Chercher des pistes presse pour faire parler d'un livre ressemble assez peu à la piste que doit suivre un chasseur-cueilleur pour trouver sa pitance, même si le mot est le même (piste, pas pitance). En fait, vue de loin, ça ressemble plutôt à quelqu'un qui glande sur le web en passant d'onglet en onglet (mais toute forme de travail de nos jours ne ressemble-t-elle pas à ce genre d'asservissement de nous par les machines censées nous rendre la vie plus facile ?), voire carrément quelqu'un qui attend l'illumination. L'illumination est-elle venue ? Oui. D'un coup je me suis dit, mais bien sûr ! ou quelque chose comme ça.

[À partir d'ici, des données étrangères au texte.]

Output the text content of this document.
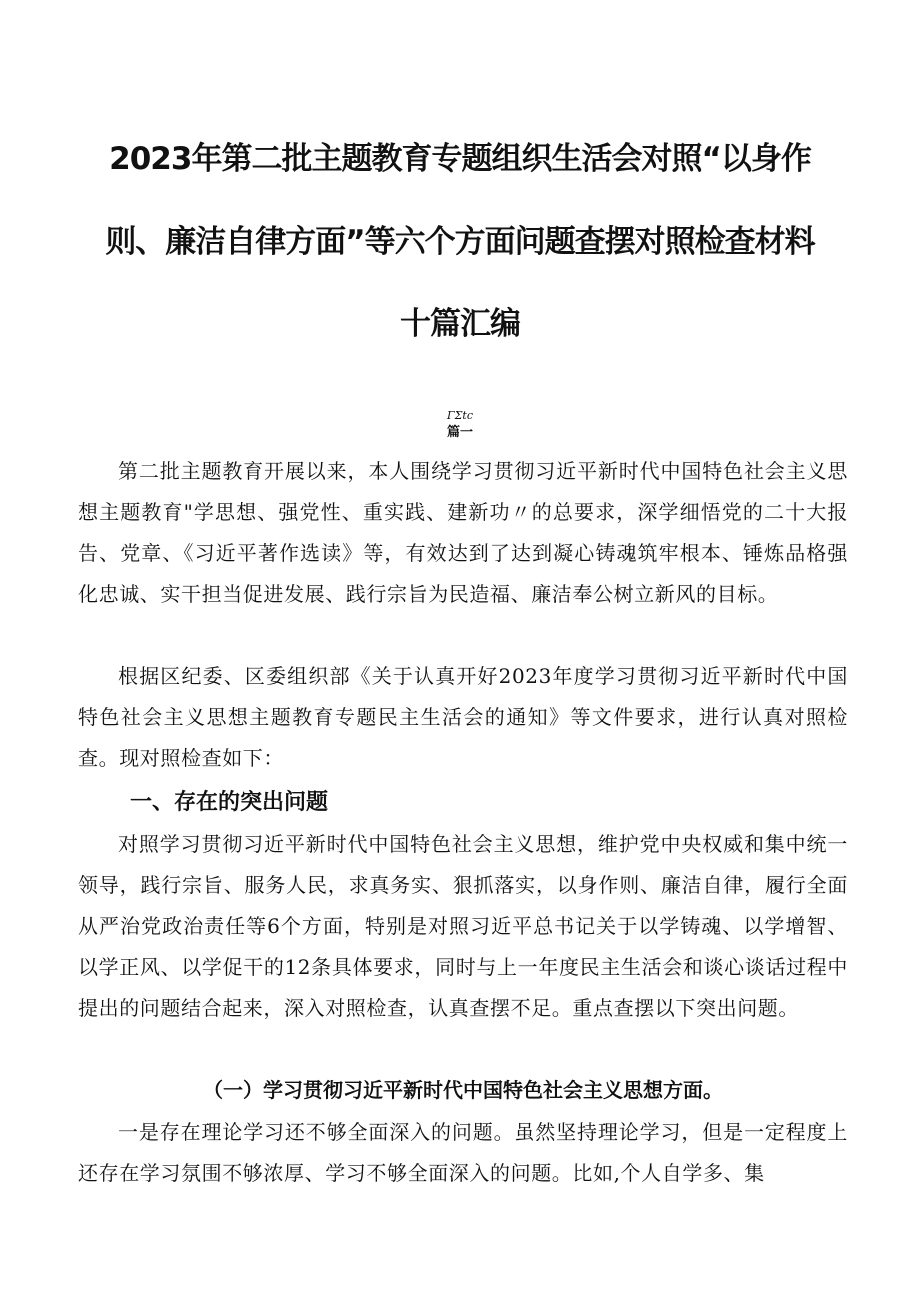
2023年第二批主题教育专题组织生活会对照“以身作
则、廉洁自律方面”等六个方面问题查摆对照检查材料
十篇汇编
ΓΣtc
篇一

第二批主题教育开展以来，本人围绕学习贯彻习近平新时代中国特色社会主义思想主题教育"学思想、强党性、重实践、建新功〃的总要求，深学细悟党的二十大报告、党章、《习近平著作选读》等，有效达到了达到凝心铸魂筑牢根本、锤炼品格强化忠诚、实干担当促进发展、践行宗旨为民造福、廉洁奉公树立新风的目标。

根据区纪委、区委组织部《关于认真开好2023年度学习贯彻习近平新时代中国特色社会主义思想主题教育专题民主生活会的通知》等文件要求，进行认真对照检查。现对照检查如下：

一、存在的突出问题

对照学习贯彻习近平新时代中国特色社会主义思想，维护党中央权威和集中统一领导，践行宗旨、服务人民，求真务实、狠抓落实，以身作则、廉洁自律，履行全面从严治党政治责任等6个方面，特别是对照习近平总书记关于以学铸魂、以学增智、以学正风、以学促干的12条具体要求，同时与上一年度民主生活会和谈心谈话过程中提出的问题结合起来，深入对照检查，认真查摆不足。重点查摆以下突出问题。

（一）学习贯彻习近平新时代中国特色社会主义思想方面。

一是存在理论学习还不够全面深入的问题。虽然坚持理论学习，但是一定程度上还存在学习氛围不够浓厚、学习不够全面深入的问题。比如,个人自学多、集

C'était pour Marche-frontière : il fallait bien évidemment l'envoyer à Littéralutte ! C'est exactement son rayon ! C'est tellement son rayon qu'en fait c'est la même personne, puisque Ahmed Slama, qui anime le site Littéralutte, est également l'auteur du livre. Si je lui envoie Marche-frontière en SP, il risque de trouver ça étrange. Retour à la case départ, donc, même si en ce qui me concerne la case départ prend la forme d'un fichier excel déjà nourri de pistes précédentes. Y en aura-t-il d'autres aujourd'hui ? Oui. Mais pas des aussi évidentes (et aveuglantes) que celle visant à envoyer à l'auteur son propre livre.

mardi

Troisième version déjà du livre sur Marguerite Audoux. Christine a encore resserré et on s'interroge sur des points de détail, c'est donc que l'on s'approche. Plus on avance dans le travail éditorial, plus la distance s'amenuise, plus on voit finement la texture et la microstructure : la syntaxe, les phrases, les mots. Comme sur une application de cartographie en ligne, du ciel (les mouvements généraux, la composition, l'architecture, les parties) au sol (on saura qu'on aura atteint le plancher des vaches quand on commencera à se prendre la tête pour des histoires de virgules ou de points). Là, cet extrait automnal, tiré de L'atelier de Marie-Claire :

Le lendemain de la Toussaint, je ne trouvai pas mes compagnes à l’atelier. Elles étaient au cimetière, et le patron me demanda pourquoi je n’y allais pas aussi.
Il pleuvait, et je répondis que j’aimais mieux travailler que d’aller me promener par le vilain temps.
Il cria comme s’il se fâchait :
— Ce n’est pas une promenade, c’est une visite à nos morts.
Un peu de gaîté me vint à le voir si furieux et je répartis en riant :
— Oui, mais moi, je n’ai pas de morts.
Il me regarda comme si je venais de lui dire une chose extraordinaire, et il sortit aussitôt pour se rendre lui-même au cimetière.
Mme Dalignac cousait déjà à la place de Sandrine. C’était la première fois que je me trouvais seule avec elle. Elle me regarda de la même manière que le patron, avant de dire :
— Vous avez de la chance de ne pas avoir de morts.
— C’est que je n’ai pas de vivants non plus, dis-je.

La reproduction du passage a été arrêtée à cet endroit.